TUESDAY, Oct. 2 (HealthDay News) — The latest research on vitamin D supplementation has found that it won’t help ward off the common cold in otherwise healthy adults who have normal vitamin D levels.
“In the healthy adult population, vitamin D will not prevent or reduce the severity of common colds,” said the study’s lead author, Dr. David Murdoch, a professor and head of pathology at the University of Otago in Christchurch, New Zealand.
“At present, no supplement has been shown to prevent colds,” he added. “We need evidence from rigorous studies — like ours — before making claims about any nutritional supplement’s potential to prevent colds.”
Results of the study are published in the Oct. 3 issue of the Journal of the American Medical Association.
Vitamin D helps keep the immune system functioning well, and several observational studies have suggested that people with higher levels of the vitamin have fewer colds. Colds are also known as upper respiratory infections.
To test this association, Murdoch and his colleagues recruited more than 300 healthy adults from Christchurch. All had normal vitamin D levels at the start of the study.
Half the group was randomly assigned to receive oral vitamin D, while the other half received a placebo tablet. The vitamin D group was given a once-monthly pill that contained 200,000 international units (IU) for the first two months, and then 100,000 IU for the rest of the 18-month study. That works out to slightly more than 6,600 IU daily for the first two months and just over 3,300 IU daily for the remainder of the study.
There was no statistically significant difference between the groups in the number of colds. Those taking vitamin D averaged 3.7 colds per person during the study, while the placebo group had an average of 3.8 colds per person.
There also were no differences in the number of days of work missed due to upper respiratory infections. Participants in each group missed an average of about three-quarters of a single day of work during the study due to a cold, and colds lasted about 12 days in each group, according to the study.
“Both groups had a similar number of colds, thus we can conclude that vitamin D had no effect in preventing colds in this group,” Murdoch said. “This is the first study to show this so conclusively, as previous studies all had major limitations — usually because they studied too few people or for only a short time.”
Murdoch said there is no evidence right now to suggest that people with a vitamin D deficiency would see a benefit in terms of fewer colds from high levels of vitamin D supplementation, but added that a trial like his would need to be done to be able to say conclusively that this group wouldn’t benefit.
Dr. Jeffrey Linder, author of an accompanying editorial in the same journal issue, and an associate professor of medicine at Brigham and Women’s Hospital and Harvard Medical School in Boston, said: “For people with adequate vitamin D levels, this trial shows pretty conclusively that vitamin D doesn’t reduce the frequency of colds.”
Linder said he’s “pessimistic that we’ll ever cure or be able to prevent the common cold.”
“I’d be hard pressed to imagine that there’s something you can take that would prevent the common cold, and I have not seen any well-designed randomized trials for any of the over-the-counter cold preventers,” he said.
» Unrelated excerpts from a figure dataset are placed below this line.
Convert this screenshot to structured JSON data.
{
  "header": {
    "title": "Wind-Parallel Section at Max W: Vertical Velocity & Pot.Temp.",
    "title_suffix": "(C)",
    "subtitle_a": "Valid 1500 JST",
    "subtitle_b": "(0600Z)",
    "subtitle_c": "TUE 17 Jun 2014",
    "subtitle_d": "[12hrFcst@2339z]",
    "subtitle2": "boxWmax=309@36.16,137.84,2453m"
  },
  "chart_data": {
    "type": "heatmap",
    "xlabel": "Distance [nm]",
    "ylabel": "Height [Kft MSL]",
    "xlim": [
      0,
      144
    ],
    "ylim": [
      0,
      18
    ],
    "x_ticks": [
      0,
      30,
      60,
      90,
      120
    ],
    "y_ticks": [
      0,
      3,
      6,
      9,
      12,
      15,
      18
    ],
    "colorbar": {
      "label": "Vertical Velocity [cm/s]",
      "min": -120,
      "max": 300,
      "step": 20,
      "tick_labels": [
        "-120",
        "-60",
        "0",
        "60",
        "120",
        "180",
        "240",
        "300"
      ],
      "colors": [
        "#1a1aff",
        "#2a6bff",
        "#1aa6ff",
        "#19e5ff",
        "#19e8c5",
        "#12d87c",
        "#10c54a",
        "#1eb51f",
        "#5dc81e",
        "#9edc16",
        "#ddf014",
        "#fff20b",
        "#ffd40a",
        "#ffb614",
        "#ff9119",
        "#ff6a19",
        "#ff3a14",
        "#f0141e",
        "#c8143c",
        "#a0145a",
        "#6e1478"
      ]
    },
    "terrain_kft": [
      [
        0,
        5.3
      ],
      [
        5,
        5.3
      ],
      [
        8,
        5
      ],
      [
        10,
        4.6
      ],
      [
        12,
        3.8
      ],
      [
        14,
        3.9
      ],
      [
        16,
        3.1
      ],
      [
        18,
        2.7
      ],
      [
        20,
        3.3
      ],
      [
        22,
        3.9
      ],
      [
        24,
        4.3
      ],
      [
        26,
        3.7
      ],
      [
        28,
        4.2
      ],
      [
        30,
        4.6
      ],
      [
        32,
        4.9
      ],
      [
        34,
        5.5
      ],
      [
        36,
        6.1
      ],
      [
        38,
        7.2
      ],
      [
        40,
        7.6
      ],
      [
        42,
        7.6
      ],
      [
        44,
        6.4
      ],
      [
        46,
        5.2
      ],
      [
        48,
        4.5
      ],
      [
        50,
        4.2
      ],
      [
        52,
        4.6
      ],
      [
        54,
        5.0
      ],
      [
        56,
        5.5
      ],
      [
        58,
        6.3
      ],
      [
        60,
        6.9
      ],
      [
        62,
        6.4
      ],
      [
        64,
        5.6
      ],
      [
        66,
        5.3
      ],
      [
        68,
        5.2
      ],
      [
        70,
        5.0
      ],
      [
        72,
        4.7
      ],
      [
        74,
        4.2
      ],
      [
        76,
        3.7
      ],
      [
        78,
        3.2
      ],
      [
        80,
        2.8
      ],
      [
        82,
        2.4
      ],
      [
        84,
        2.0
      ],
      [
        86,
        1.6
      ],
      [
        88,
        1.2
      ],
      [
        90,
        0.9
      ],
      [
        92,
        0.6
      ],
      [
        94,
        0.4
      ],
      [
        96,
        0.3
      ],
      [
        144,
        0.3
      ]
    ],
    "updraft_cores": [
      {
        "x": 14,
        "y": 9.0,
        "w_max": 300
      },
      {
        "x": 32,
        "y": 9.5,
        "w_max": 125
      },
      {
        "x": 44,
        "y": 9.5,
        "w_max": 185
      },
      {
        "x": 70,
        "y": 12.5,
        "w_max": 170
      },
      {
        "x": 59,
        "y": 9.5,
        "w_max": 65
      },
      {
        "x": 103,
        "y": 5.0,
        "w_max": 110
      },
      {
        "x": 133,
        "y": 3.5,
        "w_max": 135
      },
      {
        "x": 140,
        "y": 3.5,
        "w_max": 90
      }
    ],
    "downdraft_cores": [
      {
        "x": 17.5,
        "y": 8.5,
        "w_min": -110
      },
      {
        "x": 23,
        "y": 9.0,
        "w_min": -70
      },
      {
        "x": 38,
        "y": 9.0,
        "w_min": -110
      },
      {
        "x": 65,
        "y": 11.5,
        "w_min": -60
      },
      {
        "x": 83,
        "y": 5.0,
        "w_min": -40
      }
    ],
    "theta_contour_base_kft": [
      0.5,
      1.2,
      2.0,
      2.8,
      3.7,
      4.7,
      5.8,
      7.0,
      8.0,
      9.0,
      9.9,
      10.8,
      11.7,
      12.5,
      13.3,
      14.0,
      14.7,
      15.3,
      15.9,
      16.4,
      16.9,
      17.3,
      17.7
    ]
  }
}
The best advice, Linder said, is what you probably already know. Stay away from people who are sneezing a lot, and if you’re the one sneezing, try to stay away from others and sneeze into a tissue or your sleeve to help avoid the spread of germs. Wash your hands frequently.
And take steps to be in good health: Eat a healthy, well-balanced diet; exercise regularly; don’t smoke and get plenty of rest, he advised.
He added, however, that even with taking precautions, most people will get between three and four colds a year, and those colds will last around 12 days each.